Soutenance de thèse

Le Jeudi, 3. décembre 2020 -
14:00 - 18:00
Salle des Actes à l’Université Paul-Valéry Montpellier 3 - Site Saint Charles

Madame Anne-Laure GREVEY

Soutiendra Jeudi 3 décembre 2020 à 14 h 

Salle des Actes n°011, à l’Université Paul-Valéry Montpellier 3, Site Saint-Charles 1

une thèse de DOCTORAT

Discipline : Archéologie spécialité Préhistoire, Protohistoire Paléoenvironnement Méditerranée-Afrique

Titre de la thèse : Objets et techniques. Aux origines de la métallurgie du fer en Méditerranée occidentale (Xe-VIIe siècle av. n. è.) : circulations, échanges et emprunts 

Composition du jury : 

  • Mme Maria Carmen BELARTE FRANCO, Professeure, ICAC Tarragone (Espagne)
  • Mme Marion BERRANGER, Ingénieure de recherche, UTBM Belfort
  • M. Éric GAILLEDRAT, Directeur de recherche, CNRS Montpellier, directeur de thèse
  • Mme Consuelo MATA PARRENO, Professeure, Université de Valence (Espagne)
  • M. Ignacio MONTERO RUIZ, Chercheur, CSIC de Madrid (Espagne)
  • M. Vincent SERNEELS, Professeur, Université de Fribourg (Suisse)
  • M. Stéphane VERGER, Directeur d’études, EPHE Paris

Résumé de la thèse :

Le travail de thèse intitulé 'Objets et techniques. Aux origines de la métallurgie du fer en Méditerranée occidentale (Xe - VIIe s. av. n. è.) : circulations, échanges et emprunts' consiste en une réflexion sur l’apparition des premiers objets en alliage ferreux en Méditerranée occidentale (sud de la France, péninsule Ibérique et Sardaigne).
L’apparition de ces objets en Catalogne et dans le sud de la France pose encore beaucoup de questions : sont-ils le fruit d’une invention locale ? Ont-ils été importés par des commerçants méditerranéens ou européens ? Pourquoi ?
Phéniciens, Grecs et Etrusques, connaissant les savoir-faire sidérurgiques, sont présents en Méditerranée occidentale et entretiennent des relations avec les populations locales.

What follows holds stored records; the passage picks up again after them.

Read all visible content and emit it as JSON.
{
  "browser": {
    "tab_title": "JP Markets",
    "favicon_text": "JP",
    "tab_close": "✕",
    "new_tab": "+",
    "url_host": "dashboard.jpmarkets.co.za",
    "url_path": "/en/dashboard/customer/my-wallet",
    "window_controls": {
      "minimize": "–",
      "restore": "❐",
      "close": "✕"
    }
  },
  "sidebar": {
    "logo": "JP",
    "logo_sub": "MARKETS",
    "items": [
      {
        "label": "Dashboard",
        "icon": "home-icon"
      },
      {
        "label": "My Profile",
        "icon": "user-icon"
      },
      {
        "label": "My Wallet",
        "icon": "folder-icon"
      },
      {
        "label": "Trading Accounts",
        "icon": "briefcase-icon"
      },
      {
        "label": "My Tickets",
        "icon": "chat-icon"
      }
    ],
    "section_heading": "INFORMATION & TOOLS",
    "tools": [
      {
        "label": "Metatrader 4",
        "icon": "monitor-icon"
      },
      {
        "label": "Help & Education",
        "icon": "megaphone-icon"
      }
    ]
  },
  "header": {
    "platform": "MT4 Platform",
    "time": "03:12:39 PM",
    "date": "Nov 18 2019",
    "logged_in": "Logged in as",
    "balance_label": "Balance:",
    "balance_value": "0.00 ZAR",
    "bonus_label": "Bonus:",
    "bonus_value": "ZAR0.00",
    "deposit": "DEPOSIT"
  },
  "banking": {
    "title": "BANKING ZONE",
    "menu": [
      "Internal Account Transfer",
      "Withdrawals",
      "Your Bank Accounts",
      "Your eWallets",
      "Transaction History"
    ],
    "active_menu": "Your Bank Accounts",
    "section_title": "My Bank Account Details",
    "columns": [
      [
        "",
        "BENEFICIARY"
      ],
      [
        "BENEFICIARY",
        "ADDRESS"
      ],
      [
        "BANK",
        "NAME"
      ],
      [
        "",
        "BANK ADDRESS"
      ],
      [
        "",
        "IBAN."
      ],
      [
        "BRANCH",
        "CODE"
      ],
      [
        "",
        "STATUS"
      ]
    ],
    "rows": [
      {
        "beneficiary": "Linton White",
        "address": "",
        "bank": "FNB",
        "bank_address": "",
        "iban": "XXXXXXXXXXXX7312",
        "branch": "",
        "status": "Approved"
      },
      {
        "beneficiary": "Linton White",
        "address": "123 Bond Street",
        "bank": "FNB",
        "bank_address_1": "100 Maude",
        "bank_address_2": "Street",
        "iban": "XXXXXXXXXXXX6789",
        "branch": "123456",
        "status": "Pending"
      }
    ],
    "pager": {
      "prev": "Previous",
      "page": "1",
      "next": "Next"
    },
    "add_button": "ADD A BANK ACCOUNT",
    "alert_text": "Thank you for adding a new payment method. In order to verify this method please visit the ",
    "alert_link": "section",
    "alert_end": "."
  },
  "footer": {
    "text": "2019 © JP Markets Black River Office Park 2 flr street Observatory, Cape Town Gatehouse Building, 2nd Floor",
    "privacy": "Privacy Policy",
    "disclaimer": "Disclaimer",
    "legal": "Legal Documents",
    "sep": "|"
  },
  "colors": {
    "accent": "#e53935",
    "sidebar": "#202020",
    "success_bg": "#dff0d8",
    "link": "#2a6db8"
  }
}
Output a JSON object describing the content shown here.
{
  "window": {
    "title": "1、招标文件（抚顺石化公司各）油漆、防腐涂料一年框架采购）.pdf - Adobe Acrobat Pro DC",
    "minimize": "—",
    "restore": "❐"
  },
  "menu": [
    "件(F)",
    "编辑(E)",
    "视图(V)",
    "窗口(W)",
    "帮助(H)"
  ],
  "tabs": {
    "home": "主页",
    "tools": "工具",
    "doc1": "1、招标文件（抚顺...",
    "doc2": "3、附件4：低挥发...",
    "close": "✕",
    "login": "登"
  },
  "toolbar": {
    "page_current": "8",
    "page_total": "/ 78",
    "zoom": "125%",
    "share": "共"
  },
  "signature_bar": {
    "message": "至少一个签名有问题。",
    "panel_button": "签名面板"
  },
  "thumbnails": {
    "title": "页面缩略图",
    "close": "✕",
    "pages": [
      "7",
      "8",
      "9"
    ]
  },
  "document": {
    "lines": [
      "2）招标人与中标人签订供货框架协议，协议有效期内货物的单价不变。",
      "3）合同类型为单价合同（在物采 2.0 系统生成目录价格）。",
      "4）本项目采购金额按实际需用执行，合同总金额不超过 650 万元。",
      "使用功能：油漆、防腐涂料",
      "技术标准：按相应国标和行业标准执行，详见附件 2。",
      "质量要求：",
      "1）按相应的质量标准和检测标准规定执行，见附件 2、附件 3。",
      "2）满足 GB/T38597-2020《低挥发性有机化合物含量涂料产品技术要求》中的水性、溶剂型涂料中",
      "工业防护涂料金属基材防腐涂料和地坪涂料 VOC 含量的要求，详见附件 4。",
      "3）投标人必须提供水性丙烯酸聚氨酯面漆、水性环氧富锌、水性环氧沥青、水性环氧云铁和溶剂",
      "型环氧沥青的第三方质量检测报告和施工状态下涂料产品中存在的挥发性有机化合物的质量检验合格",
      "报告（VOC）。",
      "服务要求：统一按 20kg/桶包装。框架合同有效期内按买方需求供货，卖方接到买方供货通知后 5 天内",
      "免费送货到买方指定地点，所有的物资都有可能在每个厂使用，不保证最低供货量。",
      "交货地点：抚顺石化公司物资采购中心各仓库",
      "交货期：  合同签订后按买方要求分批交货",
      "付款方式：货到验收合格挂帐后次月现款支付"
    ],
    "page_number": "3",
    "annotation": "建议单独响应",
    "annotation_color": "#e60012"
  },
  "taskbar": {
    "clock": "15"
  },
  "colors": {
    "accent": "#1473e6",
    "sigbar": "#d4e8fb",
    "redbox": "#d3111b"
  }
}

Cependant, ces contacts de culture sont inégaux dans la zone d’étude : si les phéniciens entretiennent des relations précoces avec le sud de la péninsule Ibérique et le sud-ouest de la Sardaigne, les témoins de leur influence ne sont clairement perceptibles qu’à partir de la seconde moitié du VIIe s. av. n. è. en Méditerranée nord-occidentale, synchroniquement à celles de la sphère grecque. Les vestiges témoins de contact en Corse sont moindres, même si des vecteurs sardes (qui ont pu véhiculer des éléments phéniciens) et italiens sont à noter. Ces influences extérieures sont donc postérieures à l’apparition des premiers objets en alliage ferreux, mais ceci ne suffit pas à exclure l’éventualité d’une origine méditerranéenne des objets et des techniques, pouvant résulter d’échanges précoces ponctuels, dits « précoloniaux ».
Quelques travaux ont déjà été effectués sur ce sujet (Almagro Gorbea 1993, Rovira Hortalà 2007, Janin, Chardenon 1998), et certains présentent plus particulièrement quelques comparaisons typologiques (Verger 2013, Mancebo Davalos 2000). Ces études ont permis de démontrer l’intérêt de ces comparaisons, trop peu nombreuses à ce jour, et de déterminer les potentiels acteurs de l’introduction des premiers objets. Aussi, le but de ce travail de thèse est de synthétiser les travaux déjà effectués, ainsi que de proposer de nouveaux axes de réflexion quant à la définition, l’origine et les voyages subis par ces objets.
Plusieurs hypothèses peuvent être envisagées, outre une découverte locale de la sidérurgie : une diffusion par les commerçants phéniciens (du sud de la péninsule Ibérique ou d’Orient), une diffusion par la sphère grecque ou étrusque et une diffusion par les chemins continentaux. Dans tous les cas, ces diffusions ont probablement pu être facilitées (ou non) par les populations locales.